Strayer Education Inc. Chief Executive Robert Silberman teaches an introductory business course at the company’s for-profit university when he isn’t running the $1.3 billion education firm.
He could also give lessons on how to turn a sleepy business into a fast-growing moneymaker.
Strayer University is in the midst of its most explosive growth ever.
Enrollment increased 31 percent last year.
Revenue vaulted 26 percent in 2002 and in 2003.
The company has no debt and has $108 million in cash and short-term marketable securities.
And while nearly all for-profit, post-secondary education companies have seen their stock increase over the past year, Strayer’s share price has been among the most impressive in the $15 billion industry. Strayer’s stock is up 98 percent over its closing share price a year ago, closing Friday at $118.77 a share on the Nasdaq.

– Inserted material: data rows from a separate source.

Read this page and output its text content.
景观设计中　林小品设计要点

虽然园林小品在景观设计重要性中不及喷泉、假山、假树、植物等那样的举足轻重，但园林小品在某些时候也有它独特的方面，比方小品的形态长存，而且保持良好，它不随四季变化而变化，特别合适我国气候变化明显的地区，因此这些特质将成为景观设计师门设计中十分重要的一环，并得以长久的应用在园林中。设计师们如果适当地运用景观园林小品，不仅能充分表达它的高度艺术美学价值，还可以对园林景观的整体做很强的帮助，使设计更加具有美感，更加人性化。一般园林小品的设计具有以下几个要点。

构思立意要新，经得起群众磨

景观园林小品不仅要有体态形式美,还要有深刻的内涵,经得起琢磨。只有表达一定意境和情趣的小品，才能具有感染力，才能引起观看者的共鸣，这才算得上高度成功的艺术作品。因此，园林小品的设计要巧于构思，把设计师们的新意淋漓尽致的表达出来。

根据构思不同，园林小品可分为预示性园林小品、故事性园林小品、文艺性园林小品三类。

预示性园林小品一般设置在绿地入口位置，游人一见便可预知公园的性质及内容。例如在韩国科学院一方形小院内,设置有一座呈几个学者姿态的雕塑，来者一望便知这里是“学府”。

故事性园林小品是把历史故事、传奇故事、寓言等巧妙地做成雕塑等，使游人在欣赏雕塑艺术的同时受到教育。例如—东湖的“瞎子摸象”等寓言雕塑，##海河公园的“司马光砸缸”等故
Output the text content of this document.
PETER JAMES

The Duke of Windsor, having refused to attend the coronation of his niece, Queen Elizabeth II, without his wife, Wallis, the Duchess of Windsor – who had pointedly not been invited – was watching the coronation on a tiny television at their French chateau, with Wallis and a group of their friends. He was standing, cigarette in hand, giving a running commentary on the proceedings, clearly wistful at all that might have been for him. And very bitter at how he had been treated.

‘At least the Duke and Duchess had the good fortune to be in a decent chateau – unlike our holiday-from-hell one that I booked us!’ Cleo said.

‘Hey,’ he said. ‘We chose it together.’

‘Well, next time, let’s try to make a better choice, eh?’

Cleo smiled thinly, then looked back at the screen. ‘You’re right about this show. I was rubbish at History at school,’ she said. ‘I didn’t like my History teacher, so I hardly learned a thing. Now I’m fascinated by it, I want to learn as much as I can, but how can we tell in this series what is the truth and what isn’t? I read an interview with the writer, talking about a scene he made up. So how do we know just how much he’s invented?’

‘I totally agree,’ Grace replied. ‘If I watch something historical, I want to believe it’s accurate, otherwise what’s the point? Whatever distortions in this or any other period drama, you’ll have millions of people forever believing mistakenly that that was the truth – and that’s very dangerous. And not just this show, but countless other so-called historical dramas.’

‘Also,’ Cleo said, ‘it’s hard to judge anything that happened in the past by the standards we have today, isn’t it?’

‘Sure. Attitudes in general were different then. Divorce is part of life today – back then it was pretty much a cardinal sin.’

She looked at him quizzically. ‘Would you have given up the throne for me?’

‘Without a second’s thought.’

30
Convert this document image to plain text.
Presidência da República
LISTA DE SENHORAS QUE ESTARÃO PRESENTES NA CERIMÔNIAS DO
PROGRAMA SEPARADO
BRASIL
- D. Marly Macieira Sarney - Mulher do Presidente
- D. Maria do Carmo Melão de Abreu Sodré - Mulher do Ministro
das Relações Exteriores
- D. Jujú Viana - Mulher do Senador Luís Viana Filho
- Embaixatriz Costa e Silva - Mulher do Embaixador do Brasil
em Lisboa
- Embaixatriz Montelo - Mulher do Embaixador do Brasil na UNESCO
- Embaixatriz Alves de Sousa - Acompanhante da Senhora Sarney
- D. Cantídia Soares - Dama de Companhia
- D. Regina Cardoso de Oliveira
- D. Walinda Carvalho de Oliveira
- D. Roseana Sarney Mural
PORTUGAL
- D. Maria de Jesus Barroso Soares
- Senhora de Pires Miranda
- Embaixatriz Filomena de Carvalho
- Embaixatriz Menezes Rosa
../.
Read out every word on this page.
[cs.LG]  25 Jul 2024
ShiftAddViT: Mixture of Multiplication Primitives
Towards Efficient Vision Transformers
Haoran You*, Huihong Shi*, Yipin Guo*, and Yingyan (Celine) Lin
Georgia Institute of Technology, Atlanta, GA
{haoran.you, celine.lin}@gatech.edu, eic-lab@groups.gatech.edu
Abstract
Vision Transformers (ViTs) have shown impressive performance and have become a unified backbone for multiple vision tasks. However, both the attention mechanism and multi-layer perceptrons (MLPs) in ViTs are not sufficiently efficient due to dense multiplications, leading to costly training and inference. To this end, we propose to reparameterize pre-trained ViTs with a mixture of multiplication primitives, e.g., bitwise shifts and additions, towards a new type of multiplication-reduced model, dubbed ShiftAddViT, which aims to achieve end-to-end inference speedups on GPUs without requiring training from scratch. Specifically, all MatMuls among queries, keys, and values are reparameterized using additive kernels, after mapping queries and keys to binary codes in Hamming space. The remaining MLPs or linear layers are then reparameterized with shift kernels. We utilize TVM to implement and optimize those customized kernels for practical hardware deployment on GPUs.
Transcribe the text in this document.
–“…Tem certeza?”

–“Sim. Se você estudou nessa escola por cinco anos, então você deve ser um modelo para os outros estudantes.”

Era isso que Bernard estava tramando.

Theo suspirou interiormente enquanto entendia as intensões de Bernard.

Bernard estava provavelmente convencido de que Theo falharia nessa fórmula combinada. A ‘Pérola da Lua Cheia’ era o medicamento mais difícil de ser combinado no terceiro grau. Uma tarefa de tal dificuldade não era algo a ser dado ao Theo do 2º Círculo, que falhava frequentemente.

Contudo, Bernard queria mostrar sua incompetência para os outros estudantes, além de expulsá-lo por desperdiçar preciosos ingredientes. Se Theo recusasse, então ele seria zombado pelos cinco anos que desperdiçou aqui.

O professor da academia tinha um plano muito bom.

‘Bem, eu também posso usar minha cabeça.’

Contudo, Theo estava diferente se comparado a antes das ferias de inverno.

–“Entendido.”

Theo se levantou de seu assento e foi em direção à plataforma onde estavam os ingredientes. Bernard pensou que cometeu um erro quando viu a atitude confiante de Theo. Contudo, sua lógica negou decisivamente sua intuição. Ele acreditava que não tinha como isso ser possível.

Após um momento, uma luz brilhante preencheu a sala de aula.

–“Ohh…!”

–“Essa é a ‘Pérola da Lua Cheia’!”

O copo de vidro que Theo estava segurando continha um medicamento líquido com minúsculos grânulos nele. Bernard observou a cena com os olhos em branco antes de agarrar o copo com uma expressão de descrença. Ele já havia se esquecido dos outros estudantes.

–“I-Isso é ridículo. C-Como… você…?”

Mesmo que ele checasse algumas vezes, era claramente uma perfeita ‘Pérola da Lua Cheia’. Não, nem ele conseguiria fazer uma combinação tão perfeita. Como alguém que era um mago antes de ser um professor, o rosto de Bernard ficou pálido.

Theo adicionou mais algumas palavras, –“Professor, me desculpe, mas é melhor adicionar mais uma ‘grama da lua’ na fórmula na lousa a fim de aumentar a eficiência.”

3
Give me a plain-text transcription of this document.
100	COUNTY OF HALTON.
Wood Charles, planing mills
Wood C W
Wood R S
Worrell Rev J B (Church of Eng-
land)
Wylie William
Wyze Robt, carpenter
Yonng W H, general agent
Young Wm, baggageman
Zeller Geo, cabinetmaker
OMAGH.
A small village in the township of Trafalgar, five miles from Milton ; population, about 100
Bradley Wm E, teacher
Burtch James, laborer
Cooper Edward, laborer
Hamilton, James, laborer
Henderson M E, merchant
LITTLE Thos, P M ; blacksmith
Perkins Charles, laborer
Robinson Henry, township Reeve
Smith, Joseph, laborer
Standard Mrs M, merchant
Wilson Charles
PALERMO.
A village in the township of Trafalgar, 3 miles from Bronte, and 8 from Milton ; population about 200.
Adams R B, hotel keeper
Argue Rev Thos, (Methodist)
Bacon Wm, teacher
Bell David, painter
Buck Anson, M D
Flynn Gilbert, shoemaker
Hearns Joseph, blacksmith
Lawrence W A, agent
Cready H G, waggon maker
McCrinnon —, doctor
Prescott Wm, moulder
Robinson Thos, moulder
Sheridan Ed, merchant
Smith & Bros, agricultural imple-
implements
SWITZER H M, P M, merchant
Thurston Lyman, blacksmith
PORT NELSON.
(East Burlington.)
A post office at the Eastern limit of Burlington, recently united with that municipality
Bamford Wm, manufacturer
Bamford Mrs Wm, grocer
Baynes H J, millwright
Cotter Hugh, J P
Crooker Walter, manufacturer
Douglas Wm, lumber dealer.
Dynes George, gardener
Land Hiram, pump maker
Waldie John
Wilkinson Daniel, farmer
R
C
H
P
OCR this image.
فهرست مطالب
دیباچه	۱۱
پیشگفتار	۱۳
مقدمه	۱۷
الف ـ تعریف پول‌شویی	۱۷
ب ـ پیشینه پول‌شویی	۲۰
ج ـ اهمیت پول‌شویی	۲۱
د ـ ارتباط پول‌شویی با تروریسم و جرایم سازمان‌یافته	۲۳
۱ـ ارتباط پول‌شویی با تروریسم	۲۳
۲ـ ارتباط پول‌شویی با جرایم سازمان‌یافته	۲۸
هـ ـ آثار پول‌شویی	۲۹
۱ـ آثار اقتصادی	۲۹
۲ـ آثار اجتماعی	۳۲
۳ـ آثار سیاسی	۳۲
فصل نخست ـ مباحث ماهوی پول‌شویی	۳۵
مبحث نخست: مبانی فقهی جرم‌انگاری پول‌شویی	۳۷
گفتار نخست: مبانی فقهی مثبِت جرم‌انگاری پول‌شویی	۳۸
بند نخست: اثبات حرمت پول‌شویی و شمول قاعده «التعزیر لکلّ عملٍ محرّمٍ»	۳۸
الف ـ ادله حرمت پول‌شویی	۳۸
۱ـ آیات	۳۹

Despite the company’s phenomenal performance, Mr. Silberman, a 46-year old former Defense Department administrator, says Strayer’s success does not surprise him.
“It seems to me that if you can figure out how to do this business, it ought to expand. For us, the issue is not the rate of expansion, it’s maintaining the quality of the education while we expand,” he said.
Strayer, which opened in 1892, markets undergraduate and graduate degrees in accounting, education, business administration and information technology to working adults.
Demand for college degrees among working adults has fueled rampant growth at Strayer and its competitors.
“The whole industry has done very well,” said Jerry Herman, managing director at investment banker Legg Mason Wood Walker.
That’s owing in part to a weak job market, which has convinced some people to return to school to improve their skills and bolster their earning potential.
There are an estimated 60 million working adults who don’t have more than a high school diploma, according to the U.S. Bureau of Labor Statistics.
Demographic changes are likely to continue fueling growth at for-profit and nonprofit post-secondary schools. The number of high school graduates is expected to increase from 2.8 million in 2000 to 3.3 million in 2010.
But while Strayer has become well-known in the Washington area, it has little name recognition outside the region. Mr. Silberman’s ambitious plan includes making the company a national player.
Strayer has campuses in the District and six states.
Last year, the company opened five campuses, more than it did in any other year. It plans to open five more campuses this year, giving it 30 campuses.
Its expansion has boosted enrollment from 14,009 during the fall quarter in 2001 to 20,138 during the fall quarter last year. Revenue has grown from $92.8 million in 2001 to $147 million in 2003.
The biggest company in the for-profit, post-secondary education industry is Apollo Group Inc., which runs the University of Phoenix and has 201,400 students at campuses in 29 states.
Mr. Silberman, who earned $970,000 last year in base salary and bonuses, said the aggressive expansion will continue, but he declined to say which states Strayer is targeting for new campuses.
The company also is likely to add more campuses in states where it’s already in business. It has four campuses in North Carolina, for instance, but state regulators have given the company approval to open nine facilities there.
“When I first started, we felt comfortable opening three new campuses a year. [Now] we feel pretty good about five. I wouldn’t expect to do less than that, and if we can do more, we will,” he said.
Analysts applaud Mr. Silberman’s plan.
“You don’t see nonprofit colleges opening 10 campuses in two years,” said Sean Gallagher, senior analyst at Boston education research and consulting firm Eduventures Inc.
Mr. Silberman was recruited to run Strayer in 2001 by New Mountain Partners, the venture-capital firm that owns about 10 percent of the company and directly controls four seats on its board of directors. He worked at a California energy producer, a paper manufacturer and at the Defense Department under then-Defense Secretary Dick Cheney prior to taking over Strayer.
During his tenure at the Pentagon, which he can see from his 25th-floor office in the Rosslyn section of Arlington, he served as assistant secretary of the Army.
Despite Strayer’s rapid expansion, it is not clear the company will achieve a national profile unless Mr. Silberman speeds its growth through acquisitions and offers courses in more fields, like health care, Mr. Gallagher said.
Mr. Silberman said he doesn’t rule out acquiring competitors.
Analysts also recognize Mr. Silberman needs time to carry out his strategy.
“I think he’s in the early stages of an opportunity to enhance value for all stakeholders, from students to stockholders,” Mr. Herman said.
The greatest risk to Strayer may not be that it grows too slowly, Mr. Silberman warned, but that it grows too fast. He said the university must ensure that it recruits good professors so it can provide a sound education for students, who spend $243 to $324 per credit hour and shell out an average of $15,000 to $20,000 for a degree. If it can’t, Strayer’s students will flee for its competitors, he said.
And that’s a lesson the professor and chief executive doesn’t want to forget.